On Thursday, November 20, 2008 the Ontario Expert Commission on Pensions released its much anticipated report: "A Fine Balance – Safe Pensions, Affordable Plans, Fair Rules" (the "Report"). The Chair of the Commission was Harry Arthurs, who was assisted by expert advisors.
The Report was commissioned by the Minister of Finance in November 2006. During the past two years, the Commission sought and received input from interested stakeholders and had several comprehensive studies completed in the pension area.
The Report does not change the current Ontario pension law. It provides a set of recommendations to the Government with respect to potential reform in the pension area.
Following the release of the Report, the Ministry of Finance announced that it is seeking feedback from Ontarians by February 27, 2009 because it is committed to introducing legislation soon. It is unclear which recommendations from the Report that the government intends to implement.

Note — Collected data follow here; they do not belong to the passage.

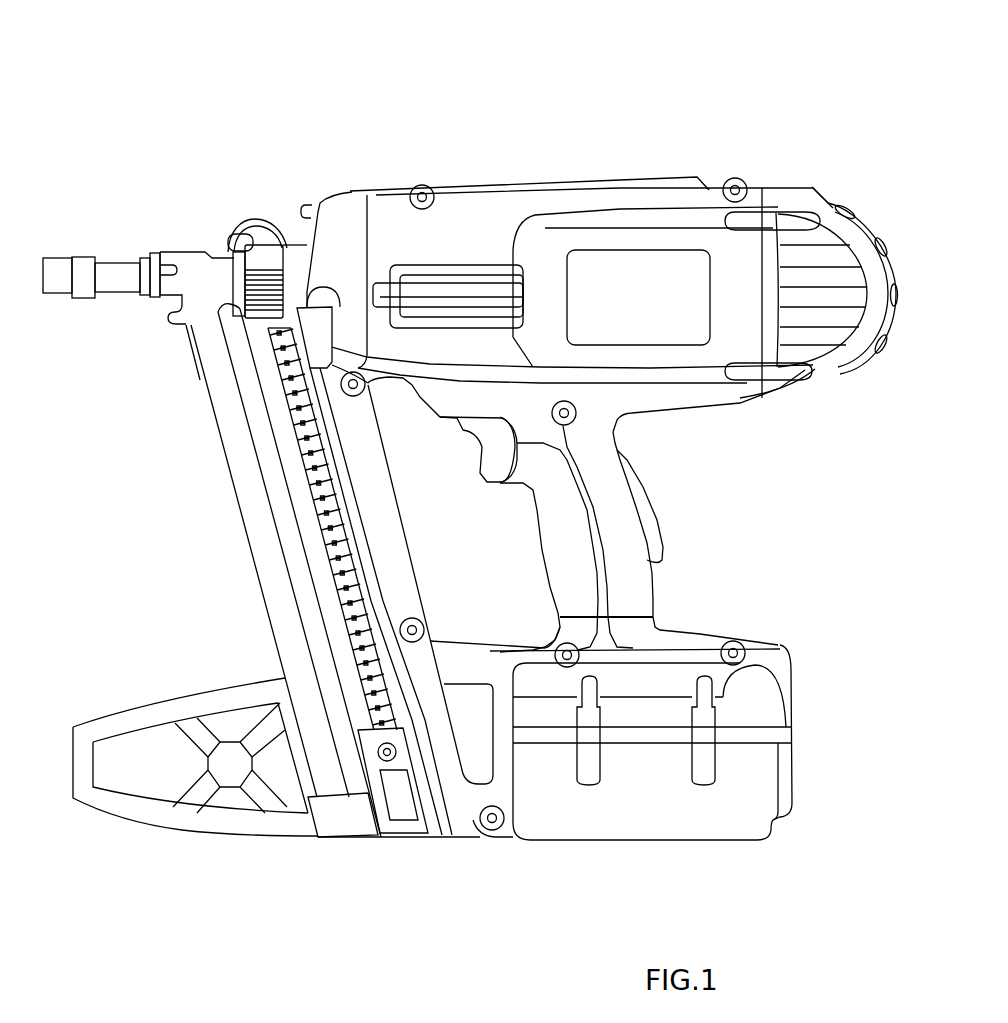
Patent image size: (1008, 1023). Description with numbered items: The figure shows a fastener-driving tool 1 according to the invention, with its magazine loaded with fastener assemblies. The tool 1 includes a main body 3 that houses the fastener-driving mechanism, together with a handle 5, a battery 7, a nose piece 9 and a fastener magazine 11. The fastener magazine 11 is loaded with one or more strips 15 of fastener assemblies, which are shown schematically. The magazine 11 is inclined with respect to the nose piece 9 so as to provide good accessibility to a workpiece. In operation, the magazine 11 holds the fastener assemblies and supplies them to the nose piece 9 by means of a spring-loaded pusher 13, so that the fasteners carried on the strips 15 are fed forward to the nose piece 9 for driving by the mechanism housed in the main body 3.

The fastener-driving tool 1 is at (543, 98).
The main body 3 is at (605, 200).
The handle 5 is at (640, 585).
The battery 7 is at (758, 707).
The nose piece 9 is at (85, 260).
The fastener magazine 11 is at (263, 543).
The spring-loaded pusher 13 is at (402, 753).
The strips of fastener assemblies 15 is at (303, 452).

The Ministry of Finance acknowledged the current economic climate and the potential immediate concerns facing pension plans when it stated:
While current global economic uncertainties are the short-term reality, Ontario is taking immediate action to strengthen and protect the viability of Ontario's pension system by increasing the capacity of the Financial Services Commission of Ontario (FSCO), the pension regulator, to oversee pension plans.
To help plans manage solvency funding issues arising from recent market uncertainty, while taking into account the need for benefit security, the government is actively considering temporary solvency relief measures. The government is also working on this issue with its federal and provincial partners, through the Federal-Provincial Working Group on Pensions, announced by the Finance ministers on November 3, 2008.
Here are some highlights of the Report's recommendations
- Replace the current pension regulator and tribunal with an Ontario Pension Regulator and a Pension Tribunal of Ontario. The Report recommends that the Ontario Pension Regulator be given broader powers, including:
- the ability to order interim valuations where there are reasonable grounds to believe that a plan is at risk of failure;
- the power to approve arrangements to reset funding obligations (including contributions and amortization periods) for at-risk plans, provided that there is member or union consent to the arrangement;
- the power to authorize the provision of additional forms of security for at-risk plans, provided that there is member or union consent to the arrangement;
- the power to provide opinion letters and advance rulings
- Introduce a new Pension Champion and new Pension Community Advisory Council
- Require single employer funds to maintain a security margin of 5% of solvency liabilities (i.e., fund at 105% of solvency liabilities). If single employer plans are at least 95% funded, allow for a longer amortization period to reach 105%
- Provide that surplus on wind up should be distributed in accordance with plan documents, if entitlement to surplus is clear. If the documents are not clear, then the company can seek agreement with the plan's members/ union to distribute the surplus. For ongoing plans, surplus in excess of 125% may be withdrawn based on similar principles
- Permit contribution holidays once the plan's funding is at a minimum of 105%
- Require each pension plan to specify what provision (if any) has been made for benefit indexation and implement legislation allowing inflation adjustment to be required in cases of "inflation emergencies"
- Allow the use of letters of credit as security for a certain proportion of contributions owing to a plan and investigate the use of asset pledges to provide security
- Permit multi-employer pension plans, jointly sponsored pension plans and jointly governed target benefit plans to fund on a going concern basis only. Require single employer pension plans to continue to fund on both a solvency and going concern basis
- Persuade the federal government to reform the federal investment rules (which apply to Ontario registered pension plans) and if the federal government will not do so, the Ontario government should implement its own investment rules and cease to rely on the federal ones
- For plans that are jointly governed and have the capacity to make complex investment decisions, provide an exemption from the investment rule that prohibits the administrator of a pension plan from investing plan assets in securities of a corporation to which are attached more than 30% of the votes that may be cast to elect the directors of the corporation
- Extend "grow-in" rights to all qualifying members (i.e., members whose age and years of service add up to at least 55) who are involuntarily terminated (as opposed to providing grow-ins only in the event of a full or partial wind up)
- Provide for immediate vesting for all accrued pension benefits (as opposed to two years, which is current minimum standard)
- Provide that the regulator may declare a partial wind up where a minimum of 40% of active members are terminated within a two year period
- Continue the Pension Benefits Guarantee Fund in its current form for the short term and complete a study of possible alternatives. Increase maximum PBGF coverage from $1000 per month to $2500 per month
- Amend legislation to enable and promote large commingled target benefit plans
The content of this article does not constitute legal advice and should not be relied on in that way. Specific advice should be sought about your specific circumstances.